Zambia is one of many mining countries that does not score well on governance. This compromises new mining investment, hampers efficient collection of taxes and reduces the overall contribution of mining to the economy.
That’s according to the third edition of Role of mining in national economies, a 2016 report by the International Council on Mining and Metals (ICMM).
Citing a definition formulated by the World Bank in its Worldwide Governance Indicators, the report identifies three key components of governance:
- the process by which governments are selected, monitored and replaced
- the capacity of the government to effectively formulate and implement sound policies
- the respect of citizens and the state for the institutions that govern economic and social interactions.
“Good governance generally implies that the rule of law is respected, corruption is kept in check, political institutions are stable, government is effective and citizens are able to hold government to account,” the report says.

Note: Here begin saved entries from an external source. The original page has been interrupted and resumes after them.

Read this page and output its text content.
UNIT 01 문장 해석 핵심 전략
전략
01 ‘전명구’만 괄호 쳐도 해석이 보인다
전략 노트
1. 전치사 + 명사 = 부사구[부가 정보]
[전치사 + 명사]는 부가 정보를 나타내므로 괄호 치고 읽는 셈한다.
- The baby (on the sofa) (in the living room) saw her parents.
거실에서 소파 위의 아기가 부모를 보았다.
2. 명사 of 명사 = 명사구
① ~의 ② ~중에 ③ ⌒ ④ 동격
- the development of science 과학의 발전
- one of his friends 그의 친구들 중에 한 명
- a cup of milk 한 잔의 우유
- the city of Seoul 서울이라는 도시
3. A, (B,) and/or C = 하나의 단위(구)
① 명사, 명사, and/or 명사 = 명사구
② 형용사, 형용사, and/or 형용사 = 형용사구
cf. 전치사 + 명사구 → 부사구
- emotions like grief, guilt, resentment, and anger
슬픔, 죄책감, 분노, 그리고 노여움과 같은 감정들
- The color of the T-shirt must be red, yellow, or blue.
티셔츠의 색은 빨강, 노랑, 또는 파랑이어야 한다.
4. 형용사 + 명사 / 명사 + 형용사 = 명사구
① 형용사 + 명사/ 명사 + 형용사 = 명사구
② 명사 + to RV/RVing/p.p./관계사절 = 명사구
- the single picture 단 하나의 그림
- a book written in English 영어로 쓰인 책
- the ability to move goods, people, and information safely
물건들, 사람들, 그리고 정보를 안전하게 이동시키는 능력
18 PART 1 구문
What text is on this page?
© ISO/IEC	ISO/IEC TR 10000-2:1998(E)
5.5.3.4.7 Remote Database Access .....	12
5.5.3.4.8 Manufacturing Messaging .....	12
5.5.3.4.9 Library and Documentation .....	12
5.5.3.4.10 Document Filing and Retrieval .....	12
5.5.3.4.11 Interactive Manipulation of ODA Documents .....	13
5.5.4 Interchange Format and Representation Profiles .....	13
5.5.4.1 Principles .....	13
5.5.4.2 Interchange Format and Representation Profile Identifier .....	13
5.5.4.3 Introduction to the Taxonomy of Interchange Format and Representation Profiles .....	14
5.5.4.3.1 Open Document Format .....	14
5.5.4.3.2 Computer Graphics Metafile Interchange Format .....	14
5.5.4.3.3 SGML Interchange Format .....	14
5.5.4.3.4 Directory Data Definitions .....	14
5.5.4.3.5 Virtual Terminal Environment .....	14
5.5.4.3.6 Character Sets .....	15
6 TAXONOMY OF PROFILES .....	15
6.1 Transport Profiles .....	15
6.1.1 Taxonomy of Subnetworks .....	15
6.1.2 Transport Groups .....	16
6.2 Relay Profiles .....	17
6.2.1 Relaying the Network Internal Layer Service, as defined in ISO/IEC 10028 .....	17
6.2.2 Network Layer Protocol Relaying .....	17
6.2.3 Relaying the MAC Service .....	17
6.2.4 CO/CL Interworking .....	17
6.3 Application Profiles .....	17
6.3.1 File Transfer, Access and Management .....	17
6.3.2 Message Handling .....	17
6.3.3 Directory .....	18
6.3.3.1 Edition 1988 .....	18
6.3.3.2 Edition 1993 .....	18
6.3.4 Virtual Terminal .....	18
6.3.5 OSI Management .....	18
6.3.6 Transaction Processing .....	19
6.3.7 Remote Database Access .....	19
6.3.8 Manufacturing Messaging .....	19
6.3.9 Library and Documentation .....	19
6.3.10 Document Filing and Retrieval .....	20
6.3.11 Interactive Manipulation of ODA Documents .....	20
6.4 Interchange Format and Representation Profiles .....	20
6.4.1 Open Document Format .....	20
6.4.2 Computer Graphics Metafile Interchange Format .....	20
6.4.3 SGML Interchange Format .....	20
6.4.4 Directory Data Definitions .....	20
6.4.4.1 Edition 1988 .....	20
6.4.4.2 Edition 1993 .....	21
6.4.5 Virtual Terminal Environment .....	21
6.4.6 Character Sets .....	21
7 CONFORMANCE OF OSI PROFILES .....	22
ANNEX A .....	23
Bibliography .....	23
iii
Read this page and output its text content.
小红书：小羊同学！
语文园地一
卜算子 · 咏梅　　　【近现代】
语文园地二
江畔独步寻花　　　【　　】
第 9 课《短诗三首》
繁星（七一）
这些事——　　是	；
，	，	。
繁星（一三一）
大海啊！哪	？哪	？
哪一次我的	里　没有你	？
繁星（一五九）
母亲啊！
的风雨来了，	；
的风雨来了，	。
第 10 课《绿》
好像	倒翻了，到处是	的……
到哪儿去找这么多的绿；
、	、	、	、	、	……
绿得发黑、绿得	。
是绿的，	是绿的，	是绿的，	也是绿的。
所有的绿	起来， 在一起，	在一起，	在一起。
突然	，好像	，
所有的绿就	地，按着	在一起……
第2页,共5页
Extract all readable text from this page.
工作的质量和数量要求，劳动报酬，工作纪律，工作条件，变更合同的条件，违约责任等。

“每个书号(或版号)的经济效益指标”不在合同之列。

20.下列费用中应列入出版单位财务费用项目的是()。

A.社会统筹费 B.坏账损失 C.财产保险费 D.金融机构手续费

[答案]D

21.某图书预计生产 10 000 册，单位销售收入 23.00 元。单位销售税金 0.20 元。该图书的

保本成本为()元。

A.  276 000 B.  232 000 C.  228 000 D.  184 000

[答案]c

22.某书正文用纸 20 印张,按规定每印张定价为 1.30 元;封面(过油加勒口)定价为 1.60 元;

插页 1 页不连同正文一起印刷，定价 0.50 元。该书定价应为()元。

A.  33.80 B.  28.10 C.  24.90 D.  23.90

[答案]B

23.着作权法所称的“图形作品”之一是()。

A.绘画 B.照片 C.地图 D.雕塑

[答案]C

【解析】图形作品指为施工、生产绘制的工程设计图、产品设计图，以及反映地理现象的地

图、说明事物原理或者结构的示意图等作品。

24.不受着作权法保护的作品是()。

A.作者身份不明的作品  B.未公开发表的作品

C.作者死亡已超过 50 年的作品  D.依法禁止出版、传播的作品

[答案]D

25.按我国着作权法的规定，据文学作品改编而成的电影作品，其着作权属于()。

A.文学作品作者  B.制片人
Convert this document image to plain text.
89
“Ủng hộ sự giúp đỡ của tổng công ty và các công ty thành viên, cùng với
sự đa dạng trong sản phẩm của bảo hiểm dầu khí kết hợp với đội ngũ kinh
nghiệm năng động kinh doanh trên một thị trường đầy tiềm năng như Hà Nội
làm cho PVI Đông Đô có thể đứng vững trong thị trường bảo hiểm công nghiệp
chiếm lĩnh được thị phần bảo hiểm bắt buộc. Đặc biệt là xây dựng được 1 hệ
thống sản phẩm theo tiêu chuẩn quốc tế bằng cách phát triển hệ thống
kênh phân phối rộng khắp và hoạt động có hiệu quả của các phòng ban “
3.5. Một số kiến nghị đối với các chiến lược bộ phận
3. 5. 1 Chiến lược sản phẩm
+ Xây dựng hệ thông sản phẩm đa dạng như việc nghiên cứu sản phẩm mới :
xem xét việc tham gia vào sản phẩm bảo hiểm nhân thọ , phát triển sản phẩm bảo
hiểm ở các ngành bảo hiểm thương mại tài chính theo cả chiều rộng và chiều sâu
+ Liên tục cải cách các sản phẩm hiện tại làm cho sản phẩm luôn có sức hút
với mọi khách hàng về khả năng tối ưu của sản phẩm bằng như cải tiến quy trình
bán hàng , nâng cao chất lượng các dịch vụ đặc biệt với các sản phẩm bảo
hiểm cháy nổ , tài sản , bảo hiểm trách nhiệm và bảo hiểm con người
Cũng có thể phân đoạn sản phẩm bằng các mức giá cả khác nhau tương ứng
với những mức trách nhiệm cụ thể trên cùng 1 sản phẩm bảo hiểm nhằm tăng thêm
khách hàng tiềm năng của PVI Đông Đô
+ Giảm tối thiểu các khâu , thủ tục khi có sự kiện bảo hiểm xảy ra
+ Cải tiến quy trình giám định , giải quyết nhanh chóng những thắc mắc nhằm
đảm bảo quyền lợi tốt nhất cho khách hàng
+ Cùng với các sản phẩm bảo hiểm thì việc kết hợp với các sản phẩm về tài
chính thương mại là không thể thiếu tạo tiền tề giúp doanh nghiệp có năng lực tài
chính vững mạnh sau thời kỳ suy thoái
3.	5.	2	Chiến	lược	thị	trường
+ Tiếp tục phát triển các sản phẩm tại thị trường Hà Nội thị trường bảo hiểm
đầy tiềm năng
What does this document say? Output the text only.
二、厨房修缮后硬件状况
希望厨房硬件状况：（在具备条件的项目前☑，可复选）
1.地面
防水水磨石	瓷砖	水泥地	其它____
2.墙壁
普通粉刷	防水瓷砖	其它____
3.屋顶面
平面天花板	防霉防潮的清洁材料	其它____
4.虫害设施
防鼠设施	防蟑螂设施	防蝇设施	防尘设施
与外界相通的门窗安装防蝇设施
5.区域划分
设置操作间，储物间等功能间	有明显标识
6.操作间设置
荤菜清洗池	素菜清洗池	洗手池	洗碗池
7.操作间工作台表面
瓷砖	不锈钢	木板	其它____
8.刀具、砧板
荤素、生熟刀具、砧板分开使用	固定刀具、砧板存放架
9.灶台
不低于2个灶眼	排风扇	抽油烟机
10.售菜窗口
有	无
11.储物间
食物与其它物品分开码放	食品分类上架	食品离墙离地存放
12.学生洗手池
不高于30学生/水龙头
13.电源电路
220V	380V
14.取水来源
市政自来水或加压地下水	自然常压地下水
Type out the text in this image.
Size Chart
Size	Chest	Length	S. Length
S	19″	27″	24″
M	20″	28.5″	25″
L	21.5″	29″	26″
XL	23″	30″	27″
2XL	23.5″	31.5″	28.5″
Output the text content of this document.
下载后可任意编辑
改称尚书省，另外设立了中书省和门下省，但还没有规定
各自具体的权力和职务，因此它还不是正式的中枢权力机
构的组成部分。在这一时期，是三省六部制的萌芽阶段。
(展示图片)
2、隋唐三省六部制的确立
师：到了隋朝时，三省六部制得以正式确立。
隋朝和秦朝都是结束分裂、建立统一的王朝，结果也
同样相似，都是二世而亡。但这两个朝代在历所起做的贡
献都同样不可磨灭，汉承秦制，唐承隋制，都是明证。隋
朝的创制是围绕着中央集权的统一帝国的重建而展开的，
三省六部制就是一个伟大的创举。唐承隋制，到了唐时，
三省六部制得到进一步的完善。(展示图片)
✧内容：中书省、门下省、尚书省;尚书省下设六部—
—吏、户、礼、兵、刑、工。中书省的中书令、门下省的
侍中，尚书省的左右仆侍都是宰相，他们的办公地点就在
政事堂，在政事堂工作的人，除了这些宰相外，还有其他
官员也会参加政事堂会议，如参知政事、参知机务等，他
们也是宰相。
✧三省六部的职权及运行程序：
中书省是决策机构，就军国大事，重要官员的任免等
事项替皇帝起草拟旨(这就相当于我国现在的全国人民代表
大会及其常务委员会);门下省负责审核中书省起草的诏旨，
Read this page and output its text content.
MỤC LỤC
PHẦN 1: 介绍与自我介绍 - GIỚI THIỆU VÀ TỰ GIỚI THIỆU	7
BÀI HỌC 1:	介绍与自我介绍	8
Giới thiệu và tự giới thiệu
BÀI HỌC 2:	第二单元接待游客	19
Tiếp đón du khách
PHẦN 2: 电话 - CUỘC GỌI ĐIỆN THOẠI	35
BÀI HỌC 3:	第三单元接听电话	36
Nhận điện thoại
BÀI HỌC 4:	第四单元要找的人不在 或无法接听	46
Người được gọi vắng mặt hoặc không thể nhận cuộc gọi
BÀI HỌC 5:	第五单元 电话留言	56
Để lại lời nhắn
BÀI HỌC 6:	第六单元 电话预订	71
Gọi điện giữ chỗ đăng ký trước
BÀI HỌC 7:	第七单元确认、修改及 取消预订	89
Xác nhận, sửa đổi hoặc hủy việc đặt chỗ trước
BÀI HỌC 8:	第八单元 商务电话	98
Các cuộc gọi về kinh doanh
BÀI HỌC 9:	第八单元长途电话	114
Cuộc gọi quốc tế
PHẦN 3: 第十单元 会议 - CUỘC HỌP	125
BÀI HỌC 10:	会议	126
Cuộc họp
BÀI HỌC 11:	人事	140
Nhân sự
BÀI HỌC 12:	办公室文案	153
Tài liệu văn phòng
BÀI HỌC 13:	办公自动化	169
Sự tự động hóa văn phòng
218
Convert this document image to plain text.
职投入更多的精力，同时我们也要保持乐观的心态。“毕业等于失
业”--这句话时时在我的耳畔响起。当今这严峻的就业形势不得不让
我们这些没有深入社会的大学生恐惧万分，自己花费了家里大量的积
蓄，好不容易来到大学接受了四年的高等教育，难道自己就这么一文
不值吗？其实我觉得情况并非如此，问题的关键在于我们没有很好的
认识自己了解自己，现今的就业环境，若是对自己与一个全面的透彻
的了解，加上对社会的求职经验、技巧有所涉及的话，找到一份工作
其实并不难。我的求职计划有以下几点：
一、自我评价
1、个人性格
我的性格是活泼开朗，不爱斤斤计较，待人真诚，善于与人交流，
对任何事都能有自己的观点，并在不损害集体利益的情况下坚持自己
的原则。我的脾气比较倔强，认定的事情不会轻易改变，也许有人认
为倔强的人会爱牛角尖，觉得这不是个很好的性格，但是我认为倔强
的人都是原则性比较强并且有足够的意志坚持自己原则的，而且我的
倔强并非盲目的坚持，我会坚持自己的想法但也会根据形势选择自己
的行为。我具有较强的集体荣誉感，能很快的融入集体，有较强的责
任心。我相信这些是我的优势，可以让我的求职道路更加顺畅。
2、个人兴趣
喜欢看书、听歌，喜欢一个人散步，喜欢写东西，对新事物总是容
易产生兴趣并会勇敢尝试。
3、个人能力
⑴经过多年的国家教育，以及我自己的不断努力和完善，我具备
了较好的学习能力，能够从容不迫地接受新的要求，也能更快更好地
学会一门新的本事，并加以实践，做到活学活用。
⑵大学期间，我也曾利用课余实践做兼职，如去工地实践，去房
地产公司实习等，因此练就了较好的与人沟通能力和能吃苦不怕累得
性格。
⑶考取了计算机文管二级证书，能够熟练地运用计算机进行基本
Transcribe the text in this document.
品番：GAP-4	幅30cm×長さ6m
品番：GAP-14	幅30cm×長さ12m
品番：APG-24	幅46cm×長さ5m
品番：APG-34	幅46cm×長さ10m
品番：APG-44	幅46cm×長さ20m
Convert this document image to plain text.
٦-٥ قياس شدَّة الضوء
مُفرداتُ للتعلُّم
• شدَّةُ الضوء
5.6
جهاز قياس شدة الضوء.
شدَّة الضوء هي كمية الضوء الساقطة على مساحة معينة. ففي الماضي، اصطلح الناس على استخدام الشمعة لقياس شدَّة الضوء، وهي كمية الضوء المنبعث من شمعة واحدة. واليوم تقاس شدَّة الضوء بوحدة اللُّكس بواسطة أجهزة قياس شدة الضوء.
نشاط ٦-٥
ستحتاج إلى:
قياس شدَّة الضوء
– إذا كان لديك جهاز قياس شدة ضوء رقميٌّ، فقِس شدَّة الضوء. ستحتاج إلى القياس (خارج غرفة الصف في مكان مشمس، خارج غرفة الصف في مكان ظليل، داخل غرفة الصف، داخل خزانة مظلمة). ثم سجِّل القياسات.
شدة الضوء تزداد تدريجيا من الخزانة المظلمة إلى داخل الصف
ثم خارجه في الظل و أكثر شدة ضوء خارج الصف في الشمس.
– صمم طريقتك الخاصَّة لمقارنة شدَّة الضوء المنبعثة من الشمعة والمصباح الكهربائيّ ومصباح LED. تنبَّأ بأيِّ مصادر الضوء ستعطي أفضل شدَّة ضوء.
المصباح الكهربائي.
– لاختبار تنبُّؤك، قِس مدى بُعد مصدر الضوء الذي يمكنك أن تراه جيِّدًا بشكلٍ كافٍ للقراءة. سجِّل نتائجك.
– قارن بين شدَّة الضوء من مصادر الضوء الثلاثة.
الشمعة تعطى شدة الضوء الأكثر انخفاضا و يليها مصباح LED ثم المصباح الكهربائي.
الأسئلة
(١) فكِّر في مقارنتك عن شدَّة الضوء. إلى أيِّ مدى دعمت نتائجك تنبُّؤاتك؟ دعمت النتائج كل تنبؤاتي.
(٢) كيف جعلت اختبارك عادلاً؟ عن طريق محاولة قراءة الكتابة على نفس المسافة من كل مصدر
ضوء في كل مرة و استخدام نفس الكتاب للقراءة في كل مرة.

Good governance has “a dramatic effect” on the magnitude of the economic and social contributions of the mining sector, and is also linked to higher levels of Gross Domestic Product (GDP) per capita – a measure of the average income of the population.
“A country that is well governed is more likely to negotiate good terms with mining companies; to collect, manage and spend revenues effectively to generate broad-based growth and development; to create the enabling environment to enhance employment; and to succeed in using mining to catalyse longer-term economic diversification,” the report says.
It also identifies a positive correlation between the quality of a country’s governance, and its investment attractiveness. “Governance matters not just for current investments, but also for future potential investments,” the report says. “Poor governance is therefore likely to constrain the amount of investment that a country receives.”
Companies contemplating a major mining investment in a foreign country place huge value on good governance. In their assessment, good governance means there is a greater probability of consistent, fair treatment over the life of their investment; they can be more confident of the safety of their employees and assets; and they can count on greater transparency around their contribution to the economy.
The report ranks the quality of governance of the top 50 MCI (Mining Contribution Index) countries – i.e. those where mining makes a significant contribution to the national economy; Zambia is one of them. The two key factors measured in the rankings are government effectiveness and regulatory quality, as defined in the Worldwide Governance Indicators (WGI).
Zambia is towards the bottom, scoring 36 out of 100 in government effectiveness and 32 in regulatory quality. Towards the top of the rankings is Chile, the world’s largest copper producer, scoring 84 on government effectiveness and 92 on regulatory quality. Botswana stands out as the highest-ranked African country, scoring 65 in government effectiveness and 72 in regulatory quality.
“In summary, the evidence shows that good governance is lacking in many of the top 50 MCI countries: 74 percent rank in the bottom half of the WGI effectiveness score, 66 percent rank in the bottom half of the WGI regulatory quality score and 78 percent of those covered by the [broader Resource Governance Index] are rated at levels below that considered satisfactory for good governance of natural resources,” the report says.
Zambia scores 36 out of 100 in government effectiveness
However, all is not gloom, and the report highlights a number of positive signs.
“Many countries have strengths to build on, such as relatively strong scores on ‘institutional and legal setting’ and ‘safeguards and quality controls’. They therefore have some of the key foundations in place to build upon for improved governance in other areas.”
The report also highlights initiatives such as the Extractive Industries Transparency Initiative (EITI). The initiative makes available to the public all production figures, tax payments, licenses, contracts and other key minerals extraction data in a signatory country. Zambia has long been a signatory, and the seventh annual report of the initiative in Zambia (ZEITI) was released last December.
“Companies can also play their part by recognising limited government capacity in countries where they operate, and do their part to enhance governance, for example, by agreeing to disclosure as a means to enhance transparency and accountability in government revenues, or by taking steps to build capacity in local governments,” the report says.
In this regard, the Zambian mining industry is on record as strongly supporting the EU-funded Mineral Production Monitoring Support Project. This project is designed to build institutional capacity within the Ministry of Mines and Minerals Development; to improve the regulation and monitoring of minerals production, and information transparency and sharing between the industry and government departments.
Over time, these improvements should allow the “already fairly substantial government revenue and employment contributions from mining” to have a larger and more sustained positive impact on economic and social outcomes, the report says.
An important implication of the ICMM report is that good governance is a two-way street, where investors trust governments to be efficient and fair, and governments trust investors to contribute to national development.